For the quarter, Eagle had a net interest margin of 3.49%, and the efficiency ratio was 43.83%. Both are pretty good. I think our thesis holds that this is a good bank that’s been held back by legal fees and old issues involving people no longer with the bank. Once that matter clears up, EGBN should get a much better valuation. For May, Eagle lost 7.75%.
Here’s how all 25 positions performed during the month of May.
|Church & Dwight||CHD||$69.99||$75.07||7.26%|
|Broadridge Fin Solutions||BR||$116.00||$121.10||4.40%|
|Check Point Software||CHKP||$105.74||$109.67||3.72%|
Source: Yahoo Finance
The philosophy of the AdvisorShares Focused Equity ETF is to make portfolio changes just once a year. At the end of the year, we add five stocks and delete five. We made our changes in December, so there were no changes to make this month.

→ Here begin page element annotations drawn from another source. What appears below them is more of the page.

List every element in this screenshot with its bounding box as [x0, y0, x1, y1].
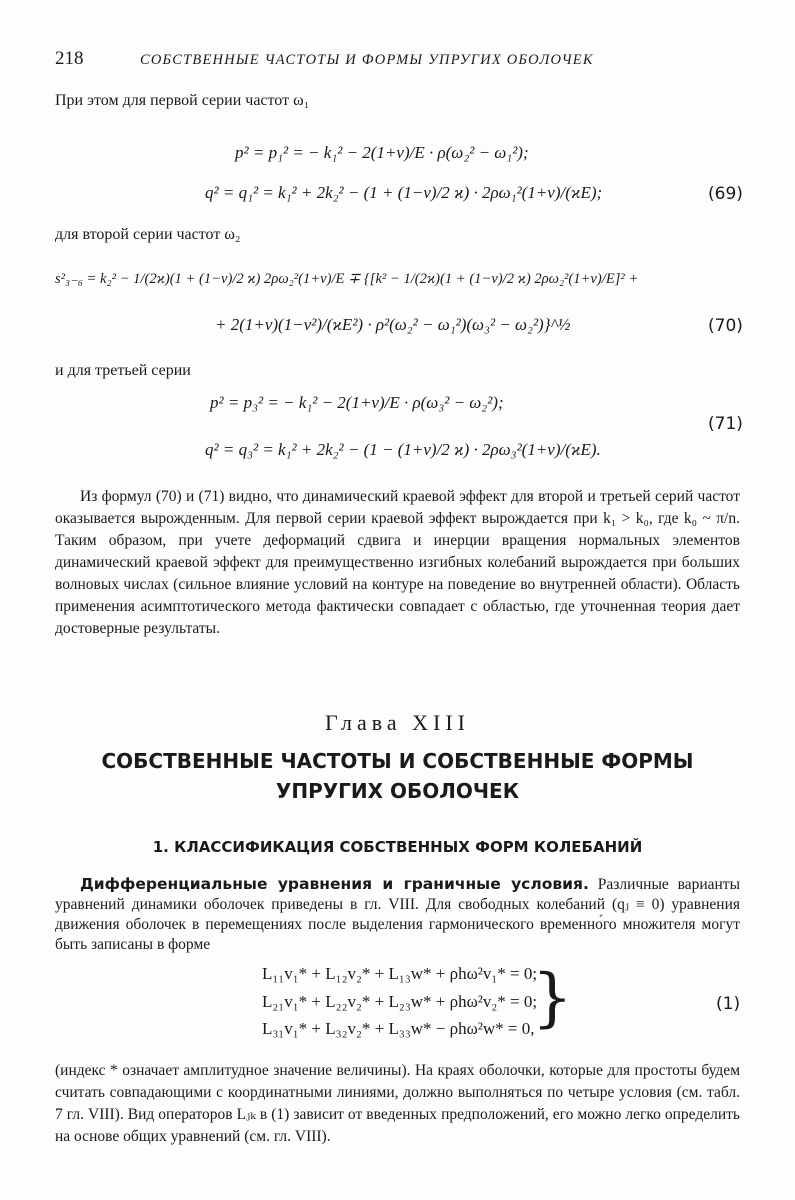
- chapter-title: [0, 746, 795, 806]
- eq71-number: (71): [708, 414, 743, 434]
- paragraph-dynamic-edge-effect: [55, 486, 740, 640]
- eq71-line2: q² = q₃² = k₁² + 2k₂² − (1 − (1+ν)/2 ϰ) · 2ρω₃²(1+ν)/(ϰE).: [205, 440, 601, 459]
- paragraph-text: Из формул (70) и (71) видно, что динамический краевой эффект для второй и третьей серий частот оказывается вырожденным. Для первой серии краевой эффект вырождается при k₁ > k₀, где k₀ ~ π/n. Таким образом, при учете деформаций сдвига и инерции вращения нормальных элементов динамический краевой эффект для преимущественно изгибных колебаний вырождается при больших волновых числах (сильное влияние условий на контуре на поведение во внутренней области). Область применения асимптотического метода фактически совпадает с областью, где уточненная теория дает достоверные результаты.: [55, 488, 740, 637]
- paragraph-text: Различные варианты уравнений динамики оболочек приведены в гл. VIII. Для свободных колебаний (qⱼ ≡ 0) уравнения движения оболочек в перемещениях после выделения гармонического временно́го множителя могут быть записаны в форме: [55, 876, 740, 953]
- paragraph-boundary-conditions: [55, 1060, 740, 1148]
- page-number: 218: [55, 48, 84, 69]
- intro-line: При этом для первой серии частот ω₁: [55, 92, 310, 109]
- eq69-number: (69): [708, 184, 743, 204]
- paragraph-text: (индекс * означает амплитудное значение величины). На краях оболочки, которые для простоты будем считать совпадающими с координатными линиями, должно выполняться по четыре условия (см. табл. 7 гл. VIII). Вид операторов Lⱼₖ в (1) зависит от введенных предположений, его можно легко определить на основе общих уравнений (см. гл. VIII).: [55, 1062, 740, 1145]
- chapter-title-line1: СОБСТВЕННЫЕ ЧАСТОТЫ И СОБСТВЕННЫЕ ФОРМЫ: [101, 749, 694, 773]
- eq70-number: (70): [708, 316, 743, 336]
- chapter-title-line2: УПРУГИХ ОБОЛОЧЕК: [275, 779, 520, 803]
- third-series-line: и для третьей серии: [55, 362, 191, 379]
- second-series-line: для второй серии частот ω₂: [55, 226, 241, 243]
- run-in-heading: Дифференциальные уравнения и граничные условия.: [80, 875, 589, 893]
- eq70-line1: s²₃₋₆ = k₂² − 1/(2ϰ)(1 + (1−ν)/2 ϰ) 2ρω₂²(1+ν)/E ∓ {[k² − 1/(2ϰ)(1 + (1−ν)/2 ϰ) 2ρω₂²(1+ν)/E]² +: [55, 271, 639, 287]
- eq1-line2: L₂₁v₁* + L₂₂v₂* + L₂₃w* + ρhω²v₂* = 0;: [262, 992, 538, 1011]
- eq1-line3: L₃₁v₁* + L₃₂v₂* + L₃₃w* − ρhω²w* = 0,: [262, 1019, 535, 1038]
- eq69-line2: q² = q₁² = k₁² + 2k₂² − (1 + (1−ν)/2 ϰ) · 2ρω₁²(1+ν)/(ϰE);: [205, 183, 603, 202]
- paragraph-equations-intro: [55, 874, 740, 955]
- section-heading: 1. КЛАССИФИКАЦИЯ СОБСТВЕННЫХ ФОРМ КОЛЕБАНИЙ: [152, 838, 643, 856]
- eq1-line1: L₁₁v₁* + L₁₂v₂* + L₁₃w* + ρhω²v₁* = 0;: [262, 964, 538, 983]
- eq69-line1: p² = p₁² = − k₁² − 2(1+ν)/E · ρ(ω₂² − ω₁²);: [235, 143, 529, 162]
- running-head: СОБСТВЕННЫЕ ЧАСТОТЫ И ФОРМЫ УПРУГИХ ОБОЛОЧЕК: [140, 52, 594, 68]
- right-brace-icon: }: [532, 961, 573, 1035]
- chapter-label: Глава XIII: [324, 710, 471, 735]
- eq71-line1: p² = p₃² = − k₁² − 2(1+ν)/E · ρ(ω₃² − ω₂²);: [210, 393, 504, 412]
- eq70-line2: + 2(1+ν)(1−ν²)/(ϰE²) · ρ²(ω₂² − ω₁²)(ω₃² − ω₂²)}^½: [215, 315, 571, 334]
- eq1-number: (1): [716, 994, 741, 1014]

|Ticker||Security Description||Portfolio Weight %|
|TREX||TREX COMPANY INC||5.47%|
|FDS||FACTSET RESEARCH SYSTEMS INC||4.76%|
|HRL||HORMEL FOODS CORP||4.49%|
|SLGN||SILGAN HOLDINGS INC||4.47%|
|CHD||CHURCH & DWIGHT CO INC||4.44%|
|ICE||INTERCONTINENTAL EXCHANGE IN||4.36%|
As of 05.31.2020.
In a first for the ETF industry, the portfolio manager of CWS has “skin in the game.” The manager’s compensation is directly tied to portfolio’s performance. Using the trailing 12-month returns of CWS vs. its S&P 500 Index benchmark, stronger outperformance is rewarded with a larger management fee while weaker underperformance is penalized with a smaller management fee. The CWS fulcrum fee was 0.75% during May 2020. After the Fund’s May performance, the CWS fulcrum fee will adjust to 0.65% in June 2020.